Y es que al final ese es el problema de fondo: nuestro país no permite una verdadera participación del quechuahablante en la sociedad. ¿Qué tiene que ver la ortografía de una persona que usa el español como segunda lengua con la calidad del Congreso? ¡Por favor! ¡Para eso hay otros indicadores! ¡¿Realmente somos tan incapaces de ver el problema real?! La verdadera noticia aquí son las terribles condiciones a las que el legislador hispanohablante ha relegado al quechua. ¡¿Cómo puede ser posible que en un país con 188 años de historia republicana y 4.4 millones de quechuahablantes, el Congreso recién tenga traductores simultáneos español-quechua desde hace 3 años?! ¡¿Cómo puede ser posible que en 2006 dos congresistas se hayan molestado porque dos legisladoras decidieron jurar en su propio idioma?! ¿¡Cómo puede ser posible que el Estado sólo emita documentación en español?! No sólo las páginas web de los ministerios no tienen versión en quechua, sino que una de las pocas que sí tiene -la del Congreso- no permite ver proyectos de ley ni actas de comisiones en quechua (¿para qué me sirve la página del Congreso si no es para ver los proyectos de ley o los dictámenes de las Comisiones?).
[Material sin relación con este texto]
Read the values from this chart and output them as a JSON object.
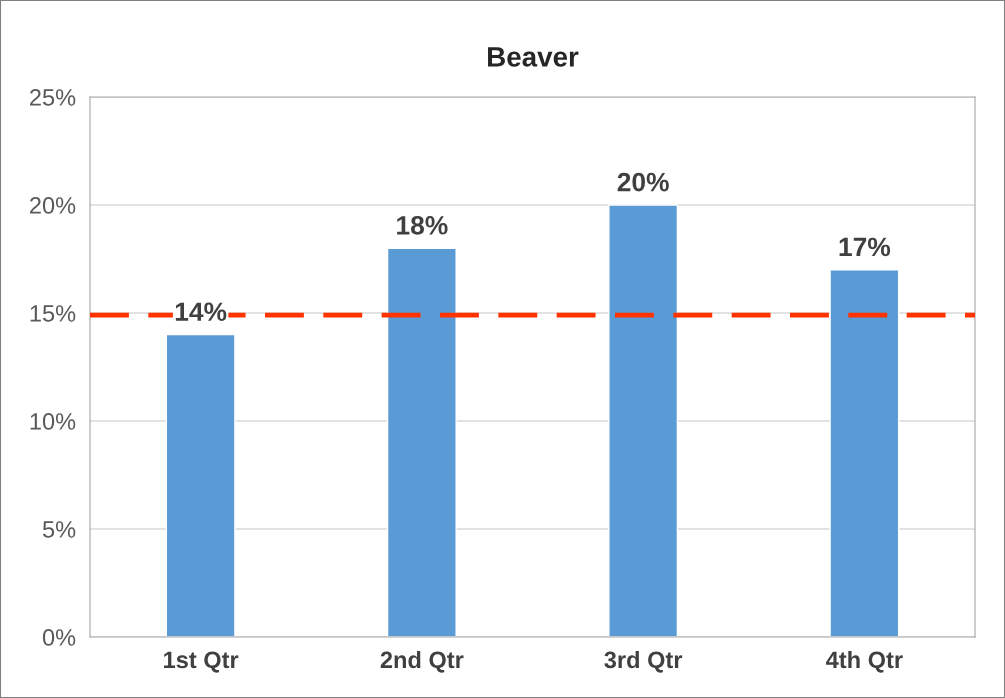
{
  "chart_data": {
    "type": "bar",
    "title": "Beaver",
    "categories": [
      "1st Qtr",
      "2nd Qtr",
      "3rd Qtr",
      "4th Qtr"
    ],
    "values": [
      14,
      18,
      20,
      17
    ],
    "color": "#5b9bd5",
    "value_labels": [
      "14%",
      "18%",
      "20%",
      "17%"
    ],
    "ylim": [
      0,
      25
    ],
    "yticks": [
      {
        "value": 0,
        "label": "0%"
      },
      {
        "value": 5,
        "label": "5%"
      },
      {
        "value": 10,
        "label": "10%"
      },
      {
        "value": 15,
        "label": "15%"
      },
      {
        "value": 20,
        "label": "20%"
      },
      {
        "value": 25,
        "label": "25%"
      }
    ],
    "grid": "y",
    "ref_lines": [
      {
        "axis": "y",
        "value": 14.9,
        "color": "#ff3300",
        "line_style": "dashed"
      }
    ]
  }
}
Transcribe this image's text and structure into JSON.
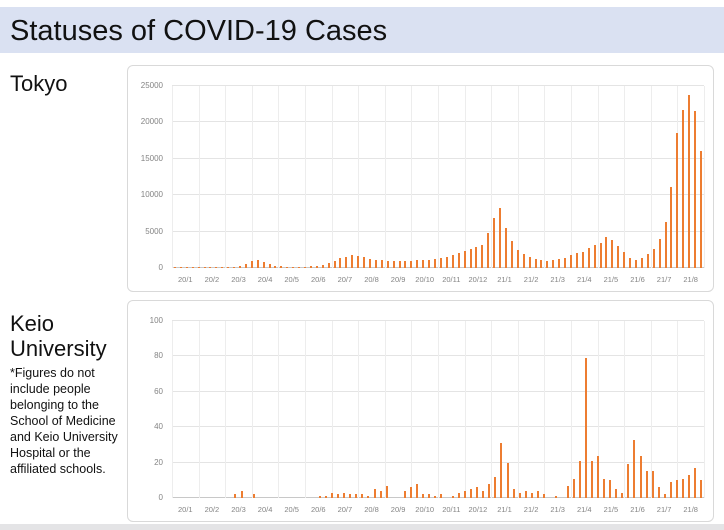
{
  "title": "Statuses of COVID-19 Cases",
  "sections": {
    "tokyo": {
      "label": "Tokyo"
    },
    "keio": {
      "label": "Keio University",
      "footnote": "*Figures do not include people belonging to the School of Medicine and Keio University Hospital or the affiliated schools."
    }
  },
  "colors": {
    "title_band": "#dae1f2",
    "bar": "#ED7D31",
    "axis_text": "#848484",
    "gridline": "#e4e4e4",
    "panel_border": "#d9d9d9"
  },
  "chart_data": [
    {
      "name": "tokyo",
      "type": "bar",
      "title": "Tokyo",
      "xlabel": "",
      "ylabel": "",
      "x_unit": "week",
      "ylim": [
        0,
        25000
      ],
      "yticks": [
        0,
        5000,
        10000,
        15000,
        20000,
        25000
      ],
      "ytick_labels": [
        "0",
        "5000",
        "10000",
        "15000",
        "20000",
        "25000"
      ],
      "grid": true,
      "legend": "none",
      "bar_color": "#ED7D31",
      "categories": [
        "20/1",
        "20/2",
        "20/3",
        "20/4",
        "20/5",
        "20/6",
        "20/7",
        "20/8",
        "20/9",
        "20/10",
        "20/11",
        "20/12",
        "21/1",
        "21/2",
        "21/3",
        "21/4",
        "21/5",
        "21/6",
        "21/7",
        "21/8"
      ],
      "values": [
        2,
        3,
        5,
        8,
        10,
        15,
        25,
        35,
        50,
        80,
        140,
        310,
        580,
        970,
        1080,
        860,
        560,
        330,
        220,
        160,
        130,
        140,
        170,
        215,
        280,
        440,
        700,
        1000,
        1330,
        1550,
        1770,
        1680,
        1460,
        1240,
        1150,
        1060,
        1000,
        950,
        930,
        950,
        1000,
        1060,
        1100,
        1150,
        1240,
        1330,
        1500,
        1770,
        2030,
        2300,
        2560,
        2830,
        3180,
        4860,
        6850,
        8180,
        5500,
        3670,
        2480,
        1900,
        1500,
        1190,
        1060,
        970,
        1060,
        1190,
        1420,
        1730,
        2000,
        2260,
        2700,
        3230,
        3500,
        4250,
        3850,
        3060,
        2170,
        1420,
        1100,
        1420,
        1900,
        2660,
        3990,
        6300,
        11100,
        18600,
        21700,
        23700,
        21500,
        16100
      ]
    },
    {
      "name": "keio",
      "type": "bar",
      "title": "Keio University",
      "xlabel": "",
      "ylabel": "",
      "x_unit": "week",
      "ylim": [
        0,
        100
      ],
      "yticks": [
        0,
        20,
        40,
        60,
        80,
        100
      ],
      "ytick_labels": [
        "0",
        "20",
        "40",
        "60",
        "80",
        "100"
      ],
      "grid": true,
      "legend": "none",
      "bar_color": "#ED7D31",
      "categories": [
        "20/1",
        "20/2",
        "20/3",
        "20/4",
        "20/5",
        "20/6",
        "20/7",
        "20/8",
        "20/9",
        "20/10",
        "20/11",
        "20/12",
        "21/1",
        "21/2",
        "21/3",
        "21/4",
        "21/5",
        "21/6",
        "21/7",
        "21/8"
      ],
      "values": [
        0,
        0,
        0,
        0,
        0,
        0,
        0,
        0,
        0,
        0,
        2,
        4,
        0,
        2,
        0,
        0,
        0,
        0,
        0,
        0,
        0,
        0,
        0,
        0,
        1,
        1,
        3,
        2,
        3,
        2,
        2,
        2,
        1,
        5,
        4,
        7,
        0,
        0,
        4,
        6,
        8,
        2,
        2,
        1,
        2,
        0,
        1,
        3,
        4,
        5,
        6,
        4,
        8,
        12,
        31,
        20,
        5,
        3,
        4,
        3,
        4,
        2,
        0,
        1,
        0,
        7,
        11,
        21,
        79,
        21,
        24,
        11,
        10,
        5,
        3,
        19,
        33,
        24,
        15,
        15,
        6,
        2,
        9,
        10,
        11,
        13,
        17,
        10
      ]
    }
  ]
}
Muchos dirán que la realidad del quechuahablante peruano no amerita traducir todos los documentos del Estado al quechua… Sin embargo ese es precísamente el problema. El Estado necesita iniciar una campaña agresiva de promoción del quechua. No podemos tolerar una situación en donde 4.4 millones de peruanos no tienen acceso a la información vital del gobierno porque no la pueden leer. No podemos tolerar una situación en donde el quechua se aprende únicamente en las casas y no en los colegios.

La participación activa del quechua en la sociedad peruana es vital. No sólo para integrar al quechuahablante a la realidad capitalina, ¡sino para integrar a la propia Lima y las demás ciudades a la realidad quechua! La situación actual, en donde el Estado deja fuera de la información al quechuahablante es deprimente… Sin ir muy lejos, en Paraguay el 88% de la población habla guaraní (sea como primera o segunda lengua). Es más, hay más gente que habla guaraní que español. ¡Esa es una política envidiable!

Las complicaciones logísticas no pueden ser una excusa para excluir a tantos peruanos de sus derechos. Personalmente creo que la Constitución comete un terrible error al relegar al quechua a la categoría de lengua oficial “a medias” (es decir, sólo en los lugares donde es predominante). El quechua debería ser de enseñanza obligatoria en todos los colegios estatales del país. Debería promoverse la enseñanza del quechua en institutos de idiomas. No es que exista un idioma más oficial que el otro. Todo peruano debería poder aprender el idioma y estar en condiciones, si así lo desea, de leer textos tanto en español como en quechua. El Perú es un país bilingüe ¡Esa es la verdadera realidad del país! 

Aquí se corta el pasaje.